Value of love and friendship
Value of Love
Never cry for those who don't deserve ur tears but who deserve your tears never let you cry
In antiquated Greece there was a school of severe savants who showed a severe and harsh profound quality and restricted all joy as insidious. The happy Athenians nicknamed them "Pessimists", or growling canines ; for the Greek word "skeptic" signifies "canine like". The most noted Cynic scholar was Diogenes, who showed his scorn of solace by living in a tub ; and who strolled over Plato's rich rugs with sloppy feet
A skeptic is a scoffed. The words scoff and growl are associated. At the point when a canine growls, it is clearing its teeth to chomp; and when a man scoffs, he is planning to offer a gnawing comment. A pessimist jeers at what others hold sacrosanct. Appropriately, a pessimist is one who doesn't put stock in the presence of unbiased goodness. As W.H. Beecher said, "A skeptic is one who never sees a decent quality in a man, and who never neglects to see an awful one". He accepts that each human activity and calling springs from a low thought process. A man is straightforward, he says, simply because he observes genuineness pays; a lady is virtuous only on the grounds that she fears the outcomes of unchastity; a rich man provides for the poor essentially to get a name for liberality ; and appreciation, as indicated by the critic, is only "a vivacious assumption for favors to come". He is a doubter; he says, "Accept just 50% of what you see, and nothing that you hear".

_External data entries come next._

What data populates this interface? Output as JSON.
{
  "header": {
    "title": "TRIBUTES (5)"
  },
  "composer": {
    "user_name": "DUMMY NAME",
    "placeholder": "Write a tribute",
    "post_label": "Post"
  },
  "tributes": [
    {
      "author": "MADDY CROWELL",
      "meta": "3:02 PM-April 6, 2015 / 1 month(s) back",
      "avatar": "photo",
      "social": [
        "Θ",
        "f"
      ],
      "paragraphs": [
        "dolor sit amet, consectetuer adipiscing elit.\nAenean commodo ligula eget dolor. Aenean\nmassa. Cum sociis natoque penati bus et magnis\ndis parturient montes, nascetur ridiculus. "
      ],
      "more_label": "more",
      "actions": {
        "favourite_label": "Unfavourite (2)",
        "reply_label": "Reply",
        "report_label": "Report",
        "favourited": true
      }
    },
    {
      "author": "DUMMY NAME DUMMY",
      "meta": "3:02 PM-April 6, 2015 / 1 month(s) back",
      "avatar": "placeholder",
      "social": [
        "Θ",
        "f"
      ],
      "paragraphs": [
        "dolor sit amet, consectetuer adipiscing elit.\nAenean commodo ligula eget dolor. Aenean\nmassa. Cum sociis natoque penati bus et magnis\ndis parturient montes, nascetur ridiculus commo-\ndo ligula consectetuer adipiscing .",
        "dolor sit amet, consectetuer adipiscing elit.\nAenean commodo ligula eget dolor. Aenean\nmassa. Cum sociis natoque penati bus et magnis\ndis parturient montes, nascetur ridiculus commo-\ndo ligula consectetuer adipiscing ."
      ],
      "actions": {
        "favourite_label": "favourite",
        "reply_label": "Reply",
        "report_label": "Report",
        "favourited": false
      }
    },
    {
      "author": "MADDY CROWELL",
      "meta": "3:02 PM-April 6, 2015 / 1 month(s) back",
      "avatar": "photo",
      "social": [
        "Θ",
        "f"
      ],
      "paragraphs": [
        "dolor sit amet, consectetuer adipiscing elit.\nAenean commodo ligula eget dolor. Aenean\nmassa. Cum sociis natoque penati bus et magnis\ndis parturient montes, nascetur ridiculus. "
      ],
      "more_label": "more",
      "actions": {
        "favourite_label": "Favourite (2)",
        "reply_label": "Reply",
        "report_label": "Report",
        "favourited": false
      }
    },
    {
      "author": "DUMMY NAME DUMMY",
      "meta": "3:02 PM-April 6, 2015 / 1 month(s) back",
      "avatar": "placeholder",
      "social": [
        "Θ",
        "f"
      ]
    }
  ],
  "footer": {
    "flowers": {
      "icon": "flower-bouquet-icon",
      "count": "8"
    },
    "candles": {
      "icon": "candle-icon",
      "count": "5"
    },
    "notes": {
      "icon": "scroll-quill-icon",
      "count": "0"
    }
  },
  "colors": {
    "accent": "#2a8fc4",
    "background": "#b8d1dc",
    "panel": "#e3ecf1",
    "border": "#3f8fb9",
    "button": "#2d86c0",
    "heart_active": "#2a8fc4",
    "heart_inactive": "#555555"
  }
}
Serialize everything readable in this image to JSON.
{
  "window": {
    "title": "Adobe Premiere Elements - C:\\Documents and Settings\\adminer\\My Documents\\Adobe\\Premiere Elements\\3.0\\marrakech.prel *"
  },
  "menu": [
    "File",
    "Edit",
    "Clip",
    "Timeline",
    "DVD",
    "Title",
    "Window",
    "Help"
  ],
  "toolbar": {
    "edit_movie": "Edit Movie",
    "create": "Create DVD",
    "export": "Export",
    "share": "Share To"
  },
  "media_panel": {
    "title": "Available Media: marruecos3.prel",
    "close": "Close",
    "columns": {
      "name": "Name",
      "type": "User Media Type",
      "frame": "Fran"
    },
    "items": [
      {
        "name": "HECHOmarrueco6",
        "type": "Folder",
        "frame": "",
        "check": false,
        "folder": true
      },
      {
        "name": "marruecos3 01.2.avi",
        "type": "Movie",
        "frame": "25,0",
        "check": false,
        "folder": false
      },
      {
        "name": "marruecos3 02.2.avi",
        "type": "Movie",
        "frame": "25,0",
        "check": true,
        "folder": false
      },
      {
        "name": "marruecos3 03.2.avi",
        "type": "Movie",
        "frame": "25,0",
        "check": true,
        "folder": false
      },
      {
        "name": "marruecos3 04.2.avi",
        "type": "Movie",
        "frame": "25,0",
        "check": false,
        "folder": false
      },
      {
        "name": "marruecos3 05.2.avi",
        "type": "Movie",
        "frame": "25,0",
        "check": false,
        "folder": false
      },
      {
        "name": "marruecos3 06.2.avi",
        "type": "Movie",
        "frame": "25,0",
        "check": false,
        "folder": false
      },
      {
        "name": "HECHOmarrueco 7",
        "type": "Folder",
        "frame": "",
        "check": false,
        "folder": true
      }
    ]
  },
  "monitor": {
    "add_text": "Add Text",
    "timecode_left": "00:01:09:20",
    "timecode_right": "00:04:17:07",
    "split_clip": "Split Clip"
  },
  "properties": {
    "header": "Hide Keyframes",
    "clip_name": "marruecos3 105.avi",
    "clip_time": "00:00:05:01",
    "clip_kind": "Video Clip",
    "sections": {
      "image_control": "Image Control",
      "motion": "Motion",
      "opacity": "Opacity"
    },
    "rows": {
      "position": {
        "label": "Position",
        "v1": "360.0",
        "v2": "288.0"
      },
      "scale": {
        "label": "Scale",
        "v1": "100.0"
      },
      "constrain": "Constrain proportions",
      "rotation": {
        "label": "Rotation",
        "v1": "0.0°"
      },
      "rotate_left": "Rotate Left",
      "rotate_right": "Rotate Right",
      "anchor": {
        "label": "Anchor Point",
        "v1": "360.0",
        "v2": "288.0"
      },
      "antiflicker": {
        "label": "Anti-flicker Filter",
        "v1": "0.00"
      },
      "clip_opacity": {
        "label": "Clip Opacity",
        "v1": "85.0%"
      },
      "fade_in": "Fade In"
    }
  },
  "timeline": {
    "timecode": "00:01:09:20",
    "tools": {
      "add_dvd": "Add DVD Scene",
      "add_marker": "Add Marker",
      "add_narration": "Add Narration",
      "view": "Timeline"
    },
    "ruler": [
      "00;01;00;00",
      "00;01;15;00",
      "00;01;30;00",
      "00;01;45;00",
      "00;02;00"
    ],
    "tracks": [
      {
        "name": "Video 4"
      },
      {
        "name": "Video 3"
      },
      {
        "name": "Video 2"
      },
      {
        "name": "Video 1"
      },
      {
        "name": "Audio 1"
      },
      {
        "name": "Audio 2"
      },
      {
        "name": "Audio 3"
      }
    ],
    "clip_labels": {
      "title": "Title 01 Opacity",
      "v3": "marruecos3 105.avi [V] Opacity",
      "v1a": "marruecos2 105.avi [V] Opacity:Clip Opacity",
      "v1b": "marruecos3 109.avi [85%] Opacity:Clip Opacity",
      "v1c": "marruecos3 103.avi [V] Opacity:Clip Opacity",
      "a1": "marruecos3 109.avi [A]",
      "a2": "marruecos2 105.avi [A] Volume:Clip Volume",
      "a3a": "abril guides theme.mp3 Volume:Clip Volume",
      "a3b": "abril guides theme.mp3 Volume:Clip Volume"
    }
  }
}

Sir Robert Walpole's skeptical comment, "Each man has his value", well summarizes the belief of the pessimist. He implied that each man could be paid off assuming you offered a pay off adequately large. A man who might disdainfully dismiss Rs 100, would succumb to a pay off of Rs. 1000. Or then again, in the event that cash were not his item, a proposal of high spot or extraordinary power or distinction would purchase his vote. The pessimist knows the cost of everything and each individual. That is, he realizes how much will purchase the thing or the man ; or he figures he does. Be that as it may, of the worth of the things of the best worth in life he doesn't know anything. Characteristics, for example, trustworthiness, equity, benevolence, consideration, love, empathy, honor, fortitude and valor are priceless. These are treasures which the gem and gold can't rise to. The skeptic remains unaware of the worth of these fortunes, for he doesn't trust in them.